Rugby: Touch The Runner

Your tips and session ideas have really brought some interest back...
Eifion, Rugby Coach


  • Put a group of 7 inside inside one of your grids. Tell them the following laws: The player not wearing a bib (the runner) is trying stay away from the ball - because if you touch that player with the ball they have to do 10 press-ups etc. (amend depending of players age etc.).
  • Give one of the 3 man teams the ball; the hunters, it's their job to pass the ball to each other hunting the runner, trying to touch the runner with the ball. The other team of three is there to try and intercept the ball as it is passed between the hunters (they are interceptors).
  • Ball carriers can run with the ball.
  • The ball cannot be thrown at the runner.
  • Passes can be in any direction.
  • If the ball is intercepted by the other team, they now hunt the runner and the opposing team has to try and intercept the ball to get it back.
  • Don't forget to change the runner by swapping them with a member of of the two teams in the grid. If a team has been good at keeping the ball, swap the ball over when you feel the time is right.
  • If the ball is dropped or a pass goes outside the grid, it's turned over to the other team who then become the hunters.
  • The team trying to intercept cannot push or have any contact with the hunters (ball carriers).
  • Law Change: After a little time you can change the law to: the ball carrier cannot move with the ball or the ball carrier only take 2/3 steps upon catching the ball.
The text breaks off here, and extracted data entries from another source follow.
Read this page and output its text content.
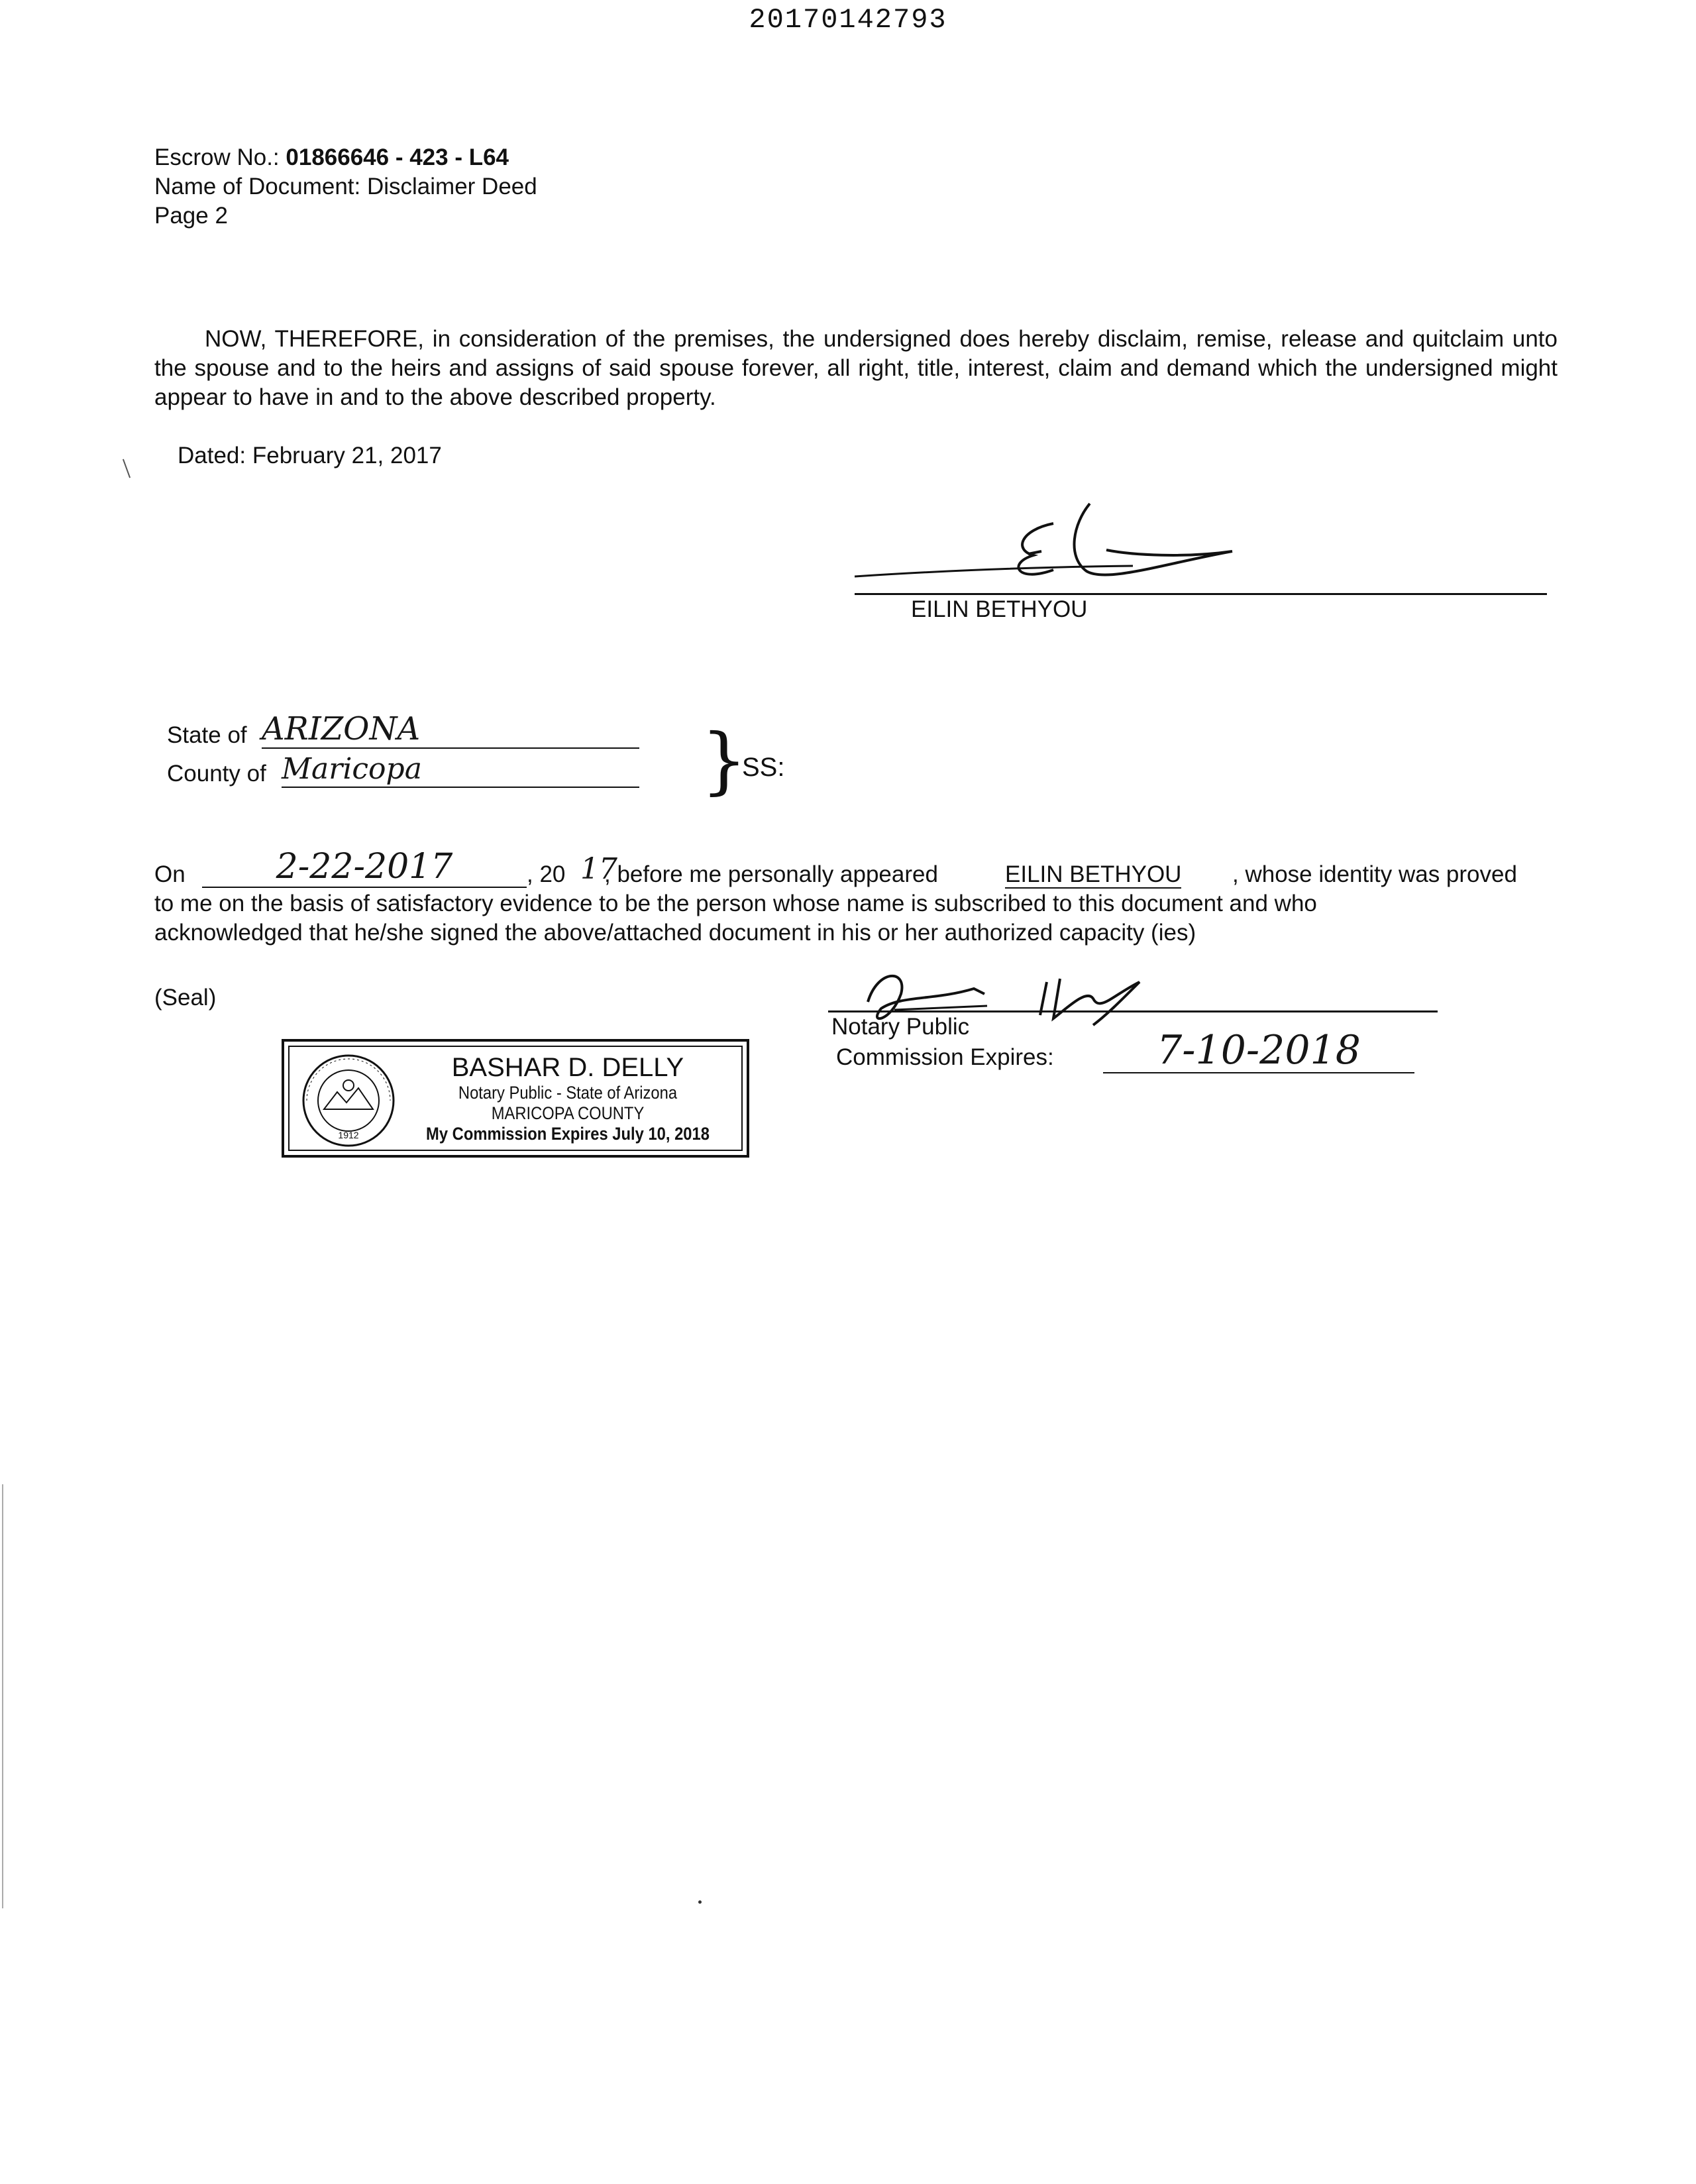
20170142793
Escrow No.: 01866646 - 423 - L64
Name of Document: Disclaimer Deed
Page 2
NOW, THEREFORE, in consideration of the premises, the undersigned does hereby disclaim, remise, release and quitclaim unto the spouse and to the heirs and assigns of said spouse forever, all right, title, interest, claim and demand which the undersigned might appear to have in and to the above described property.
Dated: February 21, 2017
EILIN BETHYOU
State of ARIZONA
County of Maricopa	}
SS:
On	2-22-2017	, 20 17
, before me personally appeared	EILIN BETHYOU	, whose identity was proved
to me on the basis of satisfactory evidence to be the person whose name is subscribed to this document and who
acknowledged that he/she signed the above/attached document in his or her authorized capacity (ies)
(Seal)
1912
BASHAR D. DELLY
Notary Public - State of Arizona
MARICOPA COUNTY
My Commission Expires July 10, 2018
Notary Public
Commission Expires:	7-10-2018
Don't feel that you have to focus on all of the following coaching points. Select the points that apply to your session, or come up with your own.
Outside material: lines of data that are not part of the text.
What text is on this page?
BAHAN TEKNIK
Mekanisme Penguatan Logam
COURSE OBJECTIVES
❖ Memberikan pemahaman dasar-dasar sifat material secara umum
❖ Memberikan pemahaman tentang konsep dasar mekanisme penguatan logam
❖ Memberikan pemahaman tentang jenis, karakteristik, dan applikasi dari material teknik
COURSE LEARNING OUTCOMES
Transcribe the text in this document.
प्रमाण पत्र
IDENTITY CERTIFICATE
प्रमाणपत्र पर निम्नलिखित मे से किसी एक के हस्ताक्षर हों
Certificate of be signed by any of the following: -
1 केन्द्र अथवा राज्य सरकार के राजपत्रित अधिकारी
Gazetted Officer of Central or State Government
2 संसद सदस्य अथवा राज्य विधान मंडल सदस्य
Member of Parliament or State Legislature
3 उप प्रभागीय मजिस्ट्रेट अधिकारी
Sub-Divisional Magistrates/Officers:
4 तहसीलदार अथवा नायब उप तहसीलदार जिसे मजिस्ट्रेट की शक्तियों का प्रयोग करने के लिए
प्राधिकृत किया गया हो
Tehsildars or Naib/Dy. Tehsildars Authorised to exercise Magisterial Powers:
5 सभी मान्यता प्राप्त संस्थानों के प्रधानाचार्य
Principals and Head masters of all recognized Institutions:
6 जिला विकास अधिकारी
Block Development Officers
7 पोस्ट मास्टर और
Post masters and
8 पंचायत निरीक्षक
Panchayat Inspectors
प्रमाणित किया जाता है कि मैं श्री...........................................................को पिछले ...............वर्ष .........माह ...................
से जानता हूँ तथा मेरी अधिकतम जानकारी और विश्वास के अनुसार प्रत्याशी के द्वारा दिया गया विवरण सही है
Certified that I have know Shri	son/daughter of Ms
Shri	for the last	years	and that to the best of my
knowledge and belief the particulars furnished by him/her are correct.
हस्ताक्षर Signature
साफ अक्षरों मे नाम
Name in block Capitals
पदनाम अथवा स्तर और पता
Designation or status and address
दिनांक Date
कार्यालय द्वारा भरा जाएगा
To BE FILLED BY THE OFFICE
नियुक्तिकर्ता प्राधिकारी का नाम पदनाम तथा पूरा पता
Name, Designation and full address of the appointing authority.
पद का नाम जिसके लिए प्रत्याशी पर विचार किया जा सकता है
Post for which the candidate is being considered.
  • Players looking to catch the ball should have their hands out.
  • We should see evidence of teamwork within the hunting and intercepting teams.
  • Communication should be: efficient, effective, encouraging, and predictive (not just what we should do now - what we should do next).
  • Players should carry the ball in both hands.
  • Passing should be to players who are unmarked or into space.
  • Can ball carriers attact more than one Interceptor?
  • The runner scans the playing area for threats and evades them using changes in foot speed and sidestepping.
  • Interceptors should identify the hunter players they have responsibility for marking, possibly deciding on marking zones rather than players.
  • Interceptors track their targets.
  • All players should use peripheral vision to help scan the playing area, and react to what they see and hear.
  • Can players identify and use predictors to hunt, avoid contact, or intercept? Based on what they see are there any clues that might help them predict what might happen next in the game e.g. the ball carrier lowers the ball to get ready for a pass, which direction is the ball and the carrier pointing - who is likely to be the target of the pass?
  • Are passes weighted correctly in terms of speed, direction, and distance.
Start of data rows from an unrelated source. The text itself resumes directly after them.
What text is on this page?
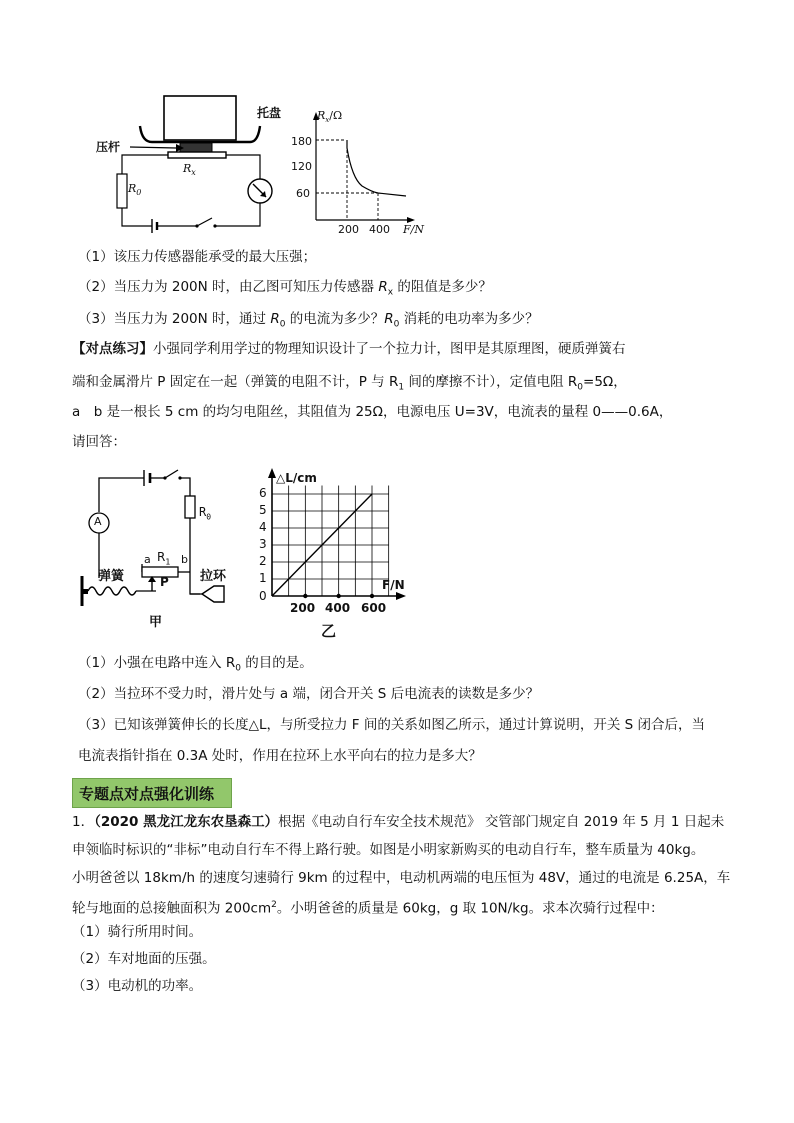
托盘
压杆
$R_x$
$R_0$
$R_x/\Omega$
180
120
60
200 400 F/N
（1）该压力传感器能承受的最大压强；
（2）当压力为 200N 时，由乙图可知压力传感器 $R_x$ 的阻值是多少？
（3）当压力为 200N 时，通过 $R_0$ 的电流为多少？$R_0$ 消耗的电功率为多少？
【对点练习】小强同学利用学过的物理知识设计了一个拉力计，图甲是其原理图，硬质弹簧右
端和金属滑片 P 固定在一起（弹簧的电阻不计，P 与 $R_1$ 间的摩擦不计），定值电阻 $R_0=5\Omega$，
a　b 是一根长 5 cm 的均匀电阻丝，其阻值为 25Ω，电源电压 U=3V，电流表的量程 0——0.6A，
请回答：
$R_0$
A
a $R_1$ b
P
弹簧	拉环
甲
△L/cm
6
5
4
3
2
1
0
200 400 600
F/N
乙
（1）小强在电路中连入 $R_0$ 的目的是。
（2）当拉环不受力时，滑片处与 a 端，闭合开关 S 后电流表的读数是多少？
（3）已知该弹簧伸长的长度△L，与所受拉力 F 间的关系如图乙所示，通过计算说明，开关 S 闭合后，当
电流表指针指在 0.3A 处时，作用在拉环上水平向右的拉力是多大？
专题点对点强化训练
1．（2020 黑龙江龙东农垦森工）根据《电动自行车安全技术规范》 交管部门规定自 2019 年 5 月 1 日起未
申领临时标识的“非标”电动自行车不得上路行驶。如图是小明家新购买的电动自行车，整车质量为 40kg。
小明爸爸以 18km/h 的速度匀速骑行 9km 的过程中，电动机两端的电压恒为 48V，通过的电流是 6.25A，车
轮与地面的总接触面积为 $200cm^2$。小明爸爸的质量是 60kg，g 取 10N/kg。求本次骑行过程中：
（1）骑行所用时间。
（2）车对地面的压强。
（3）电动机的功率。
Tag Rugby Variation: Give the runner a set of tags, the hunters not only have to keep the ball away from the interceptors. They also have to hunt the runner and remove both tags.

Pressure Ball | Warm Up

Pressure Ball:

Make sure your warm-up area is marked out before the players arrive.

  • Depending on the number of players you have at training, mark out several warm-up grids.
  • The size of your grid is a suggestion, but around 10 meters x 10 meters. The bigger the grid, the easier it is for the attackers - they have more space. The smaller the grid, the easier it is for the defenders. Break your players into two groups, pads and passers.
  • One third of your players will be passers; the rest will be on the pads.
  • Have one team quickly demonstrate the game to the other players. In each grid have four players on pads, and two passers. You could have more passers; I'll leave this to your judgment.
  • The job of the players on the pads is to put pressure on the ball carrier, to surround them and stop them from passing the ball. The players on the pads are also trying to force the passers to make mistakes e.g. drop the ball, throw a bad pass etc.
  • The passers have to move the ball around the grid, avoiding the pads.
  • Passers can pass the ball in any direction.
  • Players on the pads should have a little fun, and within reason push the passers around a little.
  • You can award points for each successful pass, and points to the defending team on the pads for every occasion when a ball carrier is surrounded or the ball carriers make a mistake.
  • Don't forget to change the players around, and to give players on the pads a go at passing the ball under pressure.
  • Law Variations: You could insist that passers have only 3 second to make their pass, or risk losing a point to the defending team.